Heated Car Seat Caution: Toasted Skin Syndrome

It starts like any other day. You have your coffee, shower, then go to apply your usual I-hope-this-can-lessen-the-appearance-of cellulite-cream to your posterior. What the #@*&%?!


By Kimberly Phipps

A Bum Steer

You check out your caboose in the bathroom mirror, and there it is–a strange, perfectly circular rusty brown reticulated patch on the back of your thigh. What the heck? You check the other thigh, and there it is again. Round, dark, and definitely wasn’t there last month.

Depending on your temperament and TV watching habits, your reaction may be similar to one of these:

1. You panic, assuming this is a sign of your impending untimely demise. You rush to the ER, while begging your friends to scan through all their recorded episodes of “House”. Wasn’t there an episode where the woman was dying of a rare case of divariumreticulitus, and whose life was saved just in the nick of time by a brilliant diagnosis when the ridiculously handsome doctor noticed circles on the back of the patient’s thighs?

2. Your mother’s voice comes back to haunt you, warning of the dire consequences of using public toilets, petting stray cats, swimming in lake water, or sitting on the bench in that inexpensive but awesome spa where you are required to go naked. You brace yourself for the inevitable “I told you so.”

3. You realize the markings look suspiciously like those perfect crop circles left by aliens in a corn field, discovered by Mulder and Scully. You text your family an ominous warning, “The invasion has begun. And the aliens have chosen my ample backside as a landing pad”. (Thanks a lot, Ben and Jerry!) You then retrieve an old baby monitor and wait for the arrival, like they did in that scary Mel Gibson movie.

Hot Crossed Buns!

As it turns out, the truth may be not “out there” but “in there”. As in, in your heated car seat. Remember all those cold mornings when you happily parked your freezing cold rear end in that toasty warm heated car seat? Turns out those heaters could do more than just warm your butt. They’ve also caused at least two reported cases of erythema ab igne, also known as “toasted skin syndrome”.

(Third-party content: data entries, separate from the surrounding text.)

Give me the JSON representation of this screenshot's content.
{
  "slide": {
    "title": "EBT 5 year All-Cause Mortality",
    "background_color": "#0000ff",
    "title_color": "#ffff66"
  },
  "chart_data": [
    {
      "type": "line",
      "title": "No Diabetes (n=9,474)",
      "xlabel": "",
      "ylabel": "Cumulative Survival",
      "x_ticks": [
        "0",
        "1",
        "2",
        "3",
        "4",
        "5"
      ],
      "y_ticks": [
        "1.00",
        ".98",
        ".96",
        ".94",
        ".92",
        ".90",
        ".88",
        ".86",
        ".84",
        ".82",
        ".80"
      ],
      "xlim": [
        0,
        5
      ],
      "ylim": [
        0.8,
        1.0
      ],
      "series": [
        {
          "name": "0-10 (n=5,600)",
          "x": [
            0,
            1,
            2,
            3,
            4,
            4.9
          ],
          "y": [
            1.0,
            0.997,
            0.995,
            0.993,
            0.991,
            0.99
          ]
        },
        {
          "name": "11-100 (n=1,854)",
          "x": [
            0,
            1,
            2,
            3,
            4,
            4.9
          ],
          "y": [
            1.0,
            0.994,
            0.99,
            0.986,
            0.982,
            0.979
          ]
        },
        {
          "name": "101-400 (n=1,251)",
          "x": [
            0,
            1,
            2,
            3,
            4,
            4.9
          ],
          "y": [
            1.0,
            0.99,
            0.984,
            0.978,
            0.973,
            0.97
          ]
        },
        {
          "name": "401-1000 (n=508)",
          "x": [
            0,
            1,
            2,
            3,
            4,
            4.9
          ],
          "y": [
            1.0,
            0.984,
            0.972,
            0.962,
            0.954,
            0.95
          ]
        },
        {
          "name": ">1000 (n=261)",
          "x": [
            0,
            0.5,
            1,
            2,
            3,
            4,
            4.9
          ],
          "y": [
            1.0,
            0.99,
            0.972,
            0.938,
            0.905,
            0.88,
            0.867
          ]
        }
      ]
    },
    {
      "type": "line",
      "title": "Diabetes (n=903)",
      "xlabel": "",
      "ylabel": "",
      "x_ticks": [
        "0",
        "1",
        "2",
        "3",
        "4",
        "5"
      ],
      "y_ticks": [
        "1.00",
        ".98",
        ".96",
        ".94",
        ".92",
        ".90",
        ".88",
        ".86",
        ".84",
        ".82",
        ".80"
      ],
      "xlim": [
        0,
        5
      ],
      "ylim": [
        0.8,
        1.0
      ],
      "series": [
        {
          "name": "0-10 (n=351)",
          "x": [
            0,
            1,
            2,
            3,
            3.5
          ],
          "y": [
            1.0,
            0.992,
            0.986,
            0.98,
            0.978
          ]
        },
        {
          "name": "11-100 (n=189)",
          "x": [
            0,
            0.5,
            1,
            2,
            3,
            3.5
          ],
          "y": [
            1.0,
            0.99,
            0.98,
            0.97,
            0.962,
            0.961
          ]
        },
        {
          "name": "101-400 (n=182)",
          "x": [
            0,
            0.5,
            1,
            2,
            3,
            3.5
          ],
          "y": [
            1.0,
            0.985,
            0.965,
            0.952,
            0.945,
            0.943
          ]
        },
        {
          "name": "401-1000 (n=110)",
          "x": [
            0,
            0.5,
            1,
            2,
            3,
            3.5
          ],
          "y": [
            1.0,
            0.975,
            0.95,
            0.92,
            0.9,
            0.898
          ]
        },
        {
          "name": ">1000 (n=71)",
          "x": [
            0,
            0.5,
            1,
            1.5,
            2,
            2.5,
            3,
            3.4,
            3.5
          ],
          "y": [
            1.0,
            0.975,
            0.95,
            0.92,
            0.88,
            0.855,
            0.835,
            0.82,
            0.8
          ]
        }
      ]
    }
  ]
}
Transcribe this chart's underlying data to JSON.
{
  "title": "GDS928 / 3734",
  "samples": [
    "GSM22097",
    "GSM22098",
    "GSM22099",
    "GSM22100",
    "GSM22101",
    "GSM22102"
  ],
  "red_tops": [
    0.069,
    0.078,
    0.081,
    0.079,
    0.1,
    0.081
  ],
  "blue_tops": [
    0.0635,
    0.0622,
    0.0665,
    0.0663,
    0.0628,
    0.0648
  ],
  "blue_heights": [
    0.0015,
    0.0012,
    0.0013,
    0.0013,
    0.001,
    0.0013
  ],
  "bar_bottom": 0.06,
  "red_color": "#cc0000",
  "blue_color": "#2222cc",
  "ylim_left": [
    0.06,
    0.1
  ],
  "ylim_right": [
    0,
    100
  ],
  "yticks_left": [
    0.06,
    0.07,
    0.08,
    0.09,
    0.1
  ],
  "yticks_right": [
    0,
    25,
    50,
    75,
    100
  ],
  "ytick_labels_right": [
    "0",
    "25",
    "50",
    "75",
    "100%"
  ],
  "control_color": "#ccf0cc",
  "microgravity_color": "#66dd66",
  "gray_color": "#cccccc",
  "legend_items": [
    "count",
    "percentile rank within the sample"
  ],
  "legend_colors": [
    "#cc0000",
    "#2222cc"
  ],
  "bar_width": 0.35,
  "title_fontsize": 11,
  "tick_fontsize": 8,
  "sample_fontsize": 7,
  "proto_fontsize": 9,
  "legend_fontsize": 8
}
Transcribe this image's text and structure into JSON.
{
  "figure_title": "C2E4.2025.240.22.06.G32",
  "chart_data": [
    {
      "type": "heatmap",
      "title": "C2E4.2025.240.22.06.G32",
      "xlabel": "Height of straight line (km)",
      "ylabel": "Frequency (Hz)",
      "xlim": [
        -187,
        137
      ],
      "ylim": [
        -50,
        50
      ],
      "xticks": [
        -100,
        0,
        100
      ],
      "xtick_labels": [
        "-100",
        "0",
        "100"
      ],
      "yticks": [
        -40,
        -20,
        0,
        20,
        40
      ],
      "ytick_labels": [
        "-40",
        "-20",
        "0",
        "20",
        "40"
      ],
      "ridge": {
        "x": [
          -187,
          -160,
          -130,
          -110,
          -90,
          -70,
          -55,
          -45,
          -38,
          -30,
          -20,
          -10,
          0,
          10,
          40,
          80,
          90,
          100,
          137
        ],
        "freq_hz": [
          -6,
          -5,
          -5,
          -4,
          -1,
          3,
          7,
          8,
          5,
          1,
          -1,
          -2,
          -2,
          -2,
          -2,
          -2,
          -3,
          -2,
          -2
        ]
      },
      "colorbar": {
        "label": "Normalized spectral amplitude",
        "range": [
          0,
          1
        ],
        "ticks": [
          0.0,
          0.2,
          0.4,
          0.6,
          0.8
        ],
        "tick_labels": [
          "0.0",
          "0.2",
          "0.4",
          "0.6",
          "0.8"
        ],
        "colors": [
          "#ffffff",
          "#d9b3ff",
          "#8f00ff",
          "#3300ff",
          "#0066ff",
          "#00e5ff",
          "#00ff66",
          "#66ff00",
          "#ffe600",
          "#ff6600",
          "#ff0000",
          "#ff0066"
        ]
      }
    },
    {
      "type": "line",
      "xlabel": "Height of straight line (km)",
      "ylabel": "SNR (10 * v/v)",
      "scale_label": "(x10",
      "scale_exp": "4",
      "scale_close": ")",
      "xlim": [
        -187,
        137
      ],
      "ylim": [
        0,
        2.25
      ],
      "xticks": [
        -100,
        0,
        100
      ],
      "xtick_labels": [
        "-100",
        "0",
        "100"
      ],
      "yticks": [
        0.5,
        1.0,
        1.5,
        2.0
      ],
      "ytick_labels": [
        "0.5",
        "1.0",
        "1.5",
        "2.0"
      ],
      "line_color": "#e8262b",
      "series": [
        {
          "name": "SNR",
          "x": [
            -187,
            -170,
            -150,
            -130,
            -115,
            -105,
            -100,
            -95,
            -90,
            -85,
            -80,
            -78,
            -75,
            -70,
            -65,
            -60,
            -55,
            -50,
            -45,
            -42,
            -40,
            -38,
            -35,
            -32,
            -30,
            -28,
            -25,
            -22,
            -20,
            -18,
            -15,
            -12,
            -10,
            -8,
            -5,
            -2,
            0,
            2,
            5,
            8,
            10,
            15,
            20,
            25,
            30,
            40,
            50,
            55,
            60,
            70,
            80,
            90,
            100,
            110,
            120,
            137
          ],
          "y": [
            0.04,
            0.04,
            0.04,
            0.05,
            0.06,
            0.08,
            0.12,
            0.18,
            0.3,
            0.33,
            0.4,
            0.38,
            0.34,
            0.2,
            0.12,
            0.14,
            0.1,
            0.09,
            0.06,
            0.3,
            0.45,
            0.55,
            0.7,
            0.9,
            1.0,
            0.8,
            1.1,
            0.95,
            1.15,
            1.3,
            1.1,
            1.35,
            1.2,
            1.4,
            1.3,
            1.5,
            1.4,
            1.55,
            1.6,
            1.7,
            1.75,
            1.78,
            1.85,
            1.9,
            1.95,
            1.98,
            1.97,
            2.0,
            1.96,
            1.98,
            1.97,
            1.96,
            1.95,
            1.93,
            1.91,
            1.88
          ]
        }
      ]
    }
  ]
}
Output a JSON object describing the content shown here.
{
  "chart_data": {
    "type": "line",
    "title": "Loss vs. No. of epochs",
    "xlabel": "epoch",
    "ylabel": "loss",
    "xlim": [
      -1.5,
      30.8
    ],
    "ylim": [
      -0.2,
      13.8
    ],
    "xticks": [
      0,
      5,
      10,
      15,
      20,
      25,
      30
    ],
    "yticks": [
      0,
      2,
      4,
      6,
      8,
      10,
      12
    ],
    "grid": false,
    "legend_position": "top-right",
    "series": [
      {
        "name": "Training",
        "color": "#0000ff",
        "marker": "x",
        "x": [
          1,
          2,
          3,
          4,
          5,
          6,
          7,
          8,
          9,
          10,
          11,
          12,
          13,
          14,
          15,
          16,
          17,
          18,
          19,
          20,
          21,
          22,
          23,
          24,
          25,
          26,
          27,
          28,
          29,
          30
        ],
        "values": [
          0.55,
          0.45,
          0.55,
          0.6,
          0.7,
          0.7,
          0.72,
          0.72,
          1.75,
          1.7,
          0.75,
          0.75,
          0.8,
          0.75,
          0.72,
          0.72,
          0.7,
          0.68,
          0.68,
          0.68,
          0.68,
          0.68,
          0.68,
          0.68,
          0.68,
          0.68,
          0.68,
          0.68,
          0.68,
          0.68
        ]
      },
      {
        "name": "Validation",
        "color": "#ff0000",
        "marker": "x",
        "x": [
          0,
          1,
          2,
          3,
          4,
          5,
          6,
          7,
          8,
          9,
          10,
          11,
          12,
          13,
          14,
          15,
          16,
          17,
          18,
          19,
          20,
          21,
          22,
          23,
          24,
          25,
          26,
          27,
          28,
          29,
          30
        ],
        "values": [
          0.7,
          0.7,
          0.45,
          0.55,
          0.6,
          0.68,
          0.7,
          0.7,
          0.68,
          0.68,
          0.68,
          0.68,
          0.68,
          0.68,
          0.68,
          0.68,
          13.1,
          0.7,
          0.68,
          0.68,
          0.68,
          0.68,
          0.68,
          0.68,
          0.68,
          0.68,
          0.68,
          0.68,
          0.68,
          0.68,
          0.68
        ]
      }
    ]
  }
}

A report in the Archives of Dermatology describe two separate cases where women developed the circular patches of reddish-brown on their thighs after prolonged contact with a heated seat. In one case, a woman drove an hour a day for four months using a seat heater, and in another the woman had taken around ten trips lasting two hours each.

Does This Seat Warmer Make My Butt Look Burnt?

According to dermatologists, the condition is caused by exposure to heat but is not a burn. There have been few cases of people being scorched by malfunctioning car seats, but that is not the case with with the patients in these reports. There was nothing wrong with the seat warmers. Toasted skin is the result of long exposure, but not necessarily high heat.

“Sometimes people don’t initially make the connection between the rash and the exposure, but based on the pattern you can figure out that it’s probably from heat,” said Jennifer Stein, a professor of dermatology at New York University Langone Medical Center. Stein said toasted skin is interesting because it reflects changes in technology over time. In recent years, she’s seen cases arising from people using space heaters under desks or resting laptop PCs on their legs.

The treatment is simple–just avoid contact with the heat source. You can warm up the seat just to take off the chill before getting in the car, or just turn the setting down. The toasted skin will eventually fade, but it may take a few months.

Fashion Do: Polka Dot Bikini Bottoms May Camouflage Dark Circles

So go ahead. Hit the spa, take a swim in the lake, pet a friendly neighborhood cat, and enjoy the all-day TV medical drama marathon. But do beware the seat heater. An alien invasion may not be imminent, but swimsuit and shorts season most definitely is.